The 2011 Chevrolet Silverado also sports an older design, but it still provides power and utility on par with the market leaders thanks to a continual series of evolutionary upgrades that have been made to its chassis and running gear. Found in regular cab, Extended Cab and Crew Cab editions, with respective improvements in passenger room for each, the Silverado can be had with bed lengths measuring 5-feet, 8-inches; 6-feet, 5-inches; or 8-feet in total. The Chevrolet Silverado is capable of towing as much as 10,700 lbs.
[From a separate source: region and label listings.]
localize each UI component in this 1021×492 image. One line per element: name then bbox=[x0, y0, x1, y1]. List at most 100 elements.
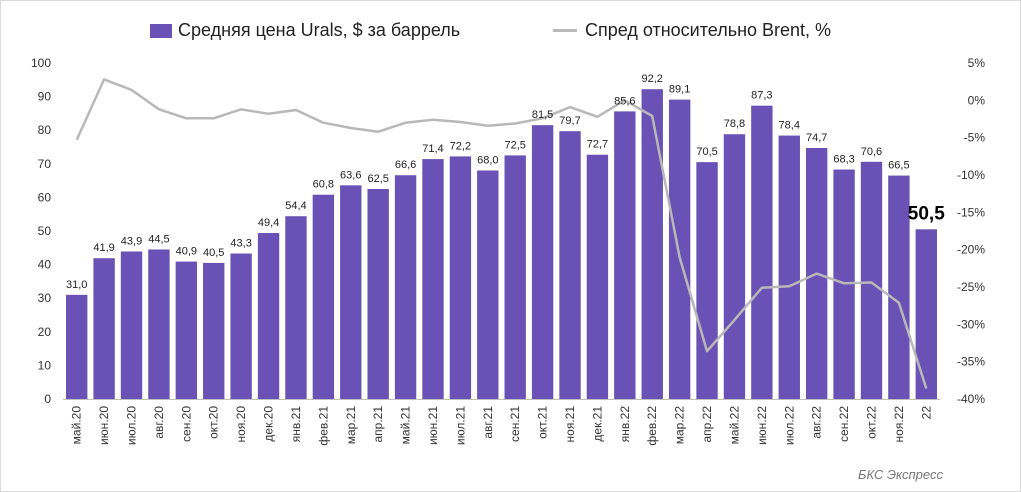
bar bbox=[230, 253, 252, 399]
bar-value-label-highlight: 50,5 bbox=[908, 203, 945, 224]
y-left-tick-label: 30 bbox=[38, 291, 52, 305]
bar bbox=[559, 131, 581, 399]
bar-value-label: 72,5 bbox=[504, 139, 525, 151]
x-tick-label: авг.22 bbox=[810, 406, 824, 439]
x-tick-label: июл.20 bbox=[125, 406, 139, 445]
bar bbox=[449, 156, 472, 399]
bar-value-label: 66,5 bbox=[888, 160, 909, 172]
x-tick-label: фев.21 bbox=[316, 406, 330, 446]
y-left-tick-label: 60 bbox=[38, 190, 52, 204]
bar bbox=[778, 135, 800, 400]
bar bbox=[668, 99, 691, 400]
bar-value-label: 70,6 bbox=[861, 146, 882, 158]
bar-value-label: 31,0 bbox=[66, 279, 87, 291]
x-tick-label: ноя.21 bbox=[563, 406, 577, 443]
legend-item-line: Спред относительно Brent, % bbox=[553, 20, 831, 41]
bar bbox=[723, 134, 746, 399]
x-tick-label: июн.21 bbox=[426, 406, 440, 445]
x-tick-label: авг.21 bbox=[481, 406, 495, 439]
bar bbox=[148, 249, 170, 399]
x-tick-label: янв.22 bbox=[618, 406, 632, 443]
x-tick-label: май.21 bbox=[399, 406, 413, 445]
bar bbox=[641, 89, 663, 399]
bar bbox=[340, 185, 362, 399]
bar-value-label: 79,7 bbox=[559, 115, 580, 127]
bar-value-label: 71,4 bbox=[422, 143, 443, 155]
x-tick-label: июл.21 bbox=[453, 406, 467, 445]
bar bbox=[696, 162, 718, 399]
bar bbox=[888, 175, 910, 399]
bar bbox=[285, 216, 307, 399]
bar-value-label: 63,6 bbox=[340, 169, 361, 181]
bar bbox=[175, 261, 198, 399]
y-right-tick-label: -25% bbox=[957, 280, 985, 294]
bar bbox=[120, 251, 143, 399]
bar-value-label: 60,8 bbox=[313, 179, 334, 191]
bar-value-label: 41,9 bbox=[93, 242, 114, 254]
bar-value-label: 72,2 bbox=[450, 140, 471, 152]
x-tick-label: янв.21 bbox=[289, 406, 303, 443]
x-tick-label: дек.20 bbox=[262, 406, 276, 442]
x-tick-label: фев.22 bbox=[645, 406, 659, 446]
bar-value-label: 74,7 bbox=[806, 132, 827, 144]
bar-value-label: 70,5 bbox=[696, 146, 717, 158]
y-right-tick-label: -35% bbox=[957, 355, 985, 369]
bar-value-label: 78,8 bbox=[724, 118, 745, 130]
x-tick-label: июл.22 bbox=[782, 406, 796, 445]
bar bbox=[531, 125, 554, 399]
y-left-tick-label: 10 bbox=[38, 358, 52, 372]
x-tick-label: мар.21 bbox=[344, 406, 358, 445]
bar-value-label: 40,9 bbox=[176, 246, 197, 258]
bar-value-label: 78,4 bbox=[779, 120, 800, 132]
y-left-tick-label: 80 bbox=[38, 123, 52, 137]
bar-value-label: 62,5 bbox=[367, 173, 388, 185]
bar bbox=[477, 170, 499, 399]
x-tick-label: окт.21 bbox=[536, 406, 550, 439]
bar-value-label: 40,5 bbox=[203, 247, 224, 259]
y-right-tick-label: -40% bbox=[957, 392, 985, 406]
bar bbox=[860, 161, 883, 399]
legend-item-bars: Средняя цена Urals, $ за баррель bbox=[150, 20, 460, 41]
legend-bar-label: Средняя цена Urals, $ за баррель bbox=[178, 20, 461, 40]
x-tick-label: июн.22 bbox=[755, 406, 769, 445]
y-right-tick-label: 5% bbox=[968, 56, 986, 70]
x-tick-label: апр.21 bbox=[371, 406, 385, 443]
y-left-tick-label: 70 bbox=[38, 157, 52, 171]
x-tick-label: апр.22 bbox=[700, 406, 714, 443]
bar bbox=[422, 159, 444, 399]
bar-value-label: 43,3 bbox=[230, 238, 251, 250]
x-tick-label: окт.22 bbox=[864, 406, 878, 439]
bar-value-label: 68,0 bbox=[477, 155, 498, 167]
x-tick-label: ноя.20 bbox=[234, 406, 248, 443]
x-tick-label: авг.20 bbox=[152, 406, 166, 439]
legend-line-swatch bbox=[553, 29, 577, 32]
y-left-tick-label: 90 bbox=[38, 90, 52, 104]
y-right-tick-label: -30% bbox=[957, 317, 985, 331]
y-left-tick-label: 0 bbox=[44, 392, 51, 406]
bar-value-label: 89,1 bbox=[669, 84, 690, 96]
y-right-tick-label: -15% bbox=[957, 205, 985, 219]
bar bbox=[915, 229, 937, 399]
legend: Средняя цена Urals, $ за баррель Спред о… bbox=[0, 20, 1021, 46]
y-left-tick-label: 40 bbox=[38, 258, 52, 272]
bar-value-label: 87,3 bbox=[751, 90, 772, 102]
bar bbox=[504, 155, 526, 399]
bar-value-label: 81,5 bbox=[532, 109, 553, 121]
x-tick-label: май.22 bbox=[727, 406, 741, 445]
bar-value-label: 92,2 bbox=[642, 73, 663, 85]
bar-value-label: 44,5 bbox=[148, 233, 169, 245]
x-tick-label: окт.20 bbox=[207, 406, 221, 439]
bar bbox=[257, 233, 280, 399]
legend-line-label: Спред относительно Brent, % bbox=[585, 20, 832, 40]
x-tick-label: ноя.22 bbox=[892, 406, 906, 443]
bar-value-label: 54,4 bbox=[285, 200, 306, 212]
x-tick-label: сен.21 bbox=[508, 406, 522, 442]
bar bbox=[367, 189, 389, 399]
y-right-tick-label: -20% bbox=[957, 243, 985, 257]
bar-value-label: 49,4 bbox=[258, 217, 279, 229]
x-tick-label: дек.21 bbox=[590, 406, 604, 442]
y-left-tick-label: 100 bbox=[31, 56, 51, 70]
y-right-tick-label: -5% bbox=[964, 131, 986, 145]
bar bbox=[614, 111, 636, 399]
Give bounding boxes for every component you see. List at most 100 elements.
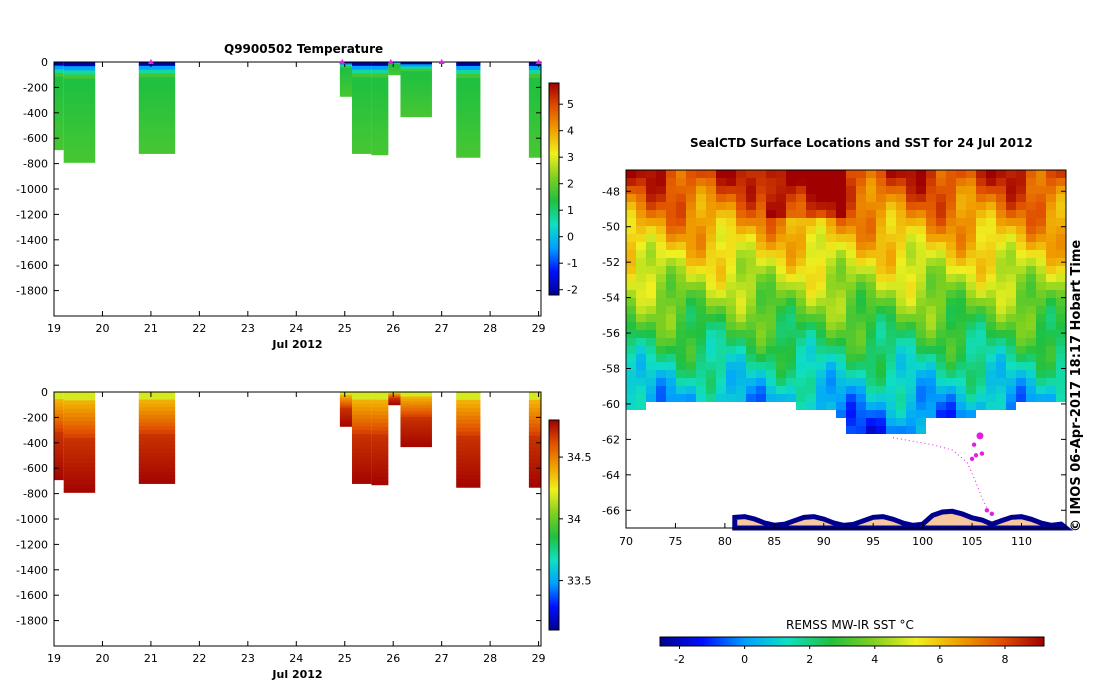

There are numerous engine options available with the 2011 Chevrolet Silverado, including an entry-level V-6 (4.3-liters, 195 horsepower), a more potent small V-8 (4.8-liters, 302 horsepower) and an efficient 5.3-liter, eight-cylinder unit (315 horsepower). The mightiest Silverado motor is an optional 6.2-liter V-8 that grinds out 403 horsepower and 417 lb-ft of torque. Transmission choices include a mix of four- and six-speed automatics, and four-wheel drive can also be ordered with the Silverado.
The 2011 GMC Sierra is a platform twin to the Chevrolet Silverado, which means that in terms of engine choices, towing capacity, body styles and bed lengths it is essentially identical to its corporate cousin. Major differences are found with regards to exterior styling and trim level features – in particular the Denali luxury edition, a model which piles on the premium features and which includes the Silverado’s 6.2-liter V-8 engine as standard equipment. The Denali also comes with a unique all-wheel drive system that is not available on any other version of the Chevrolet or GMC pickup truck.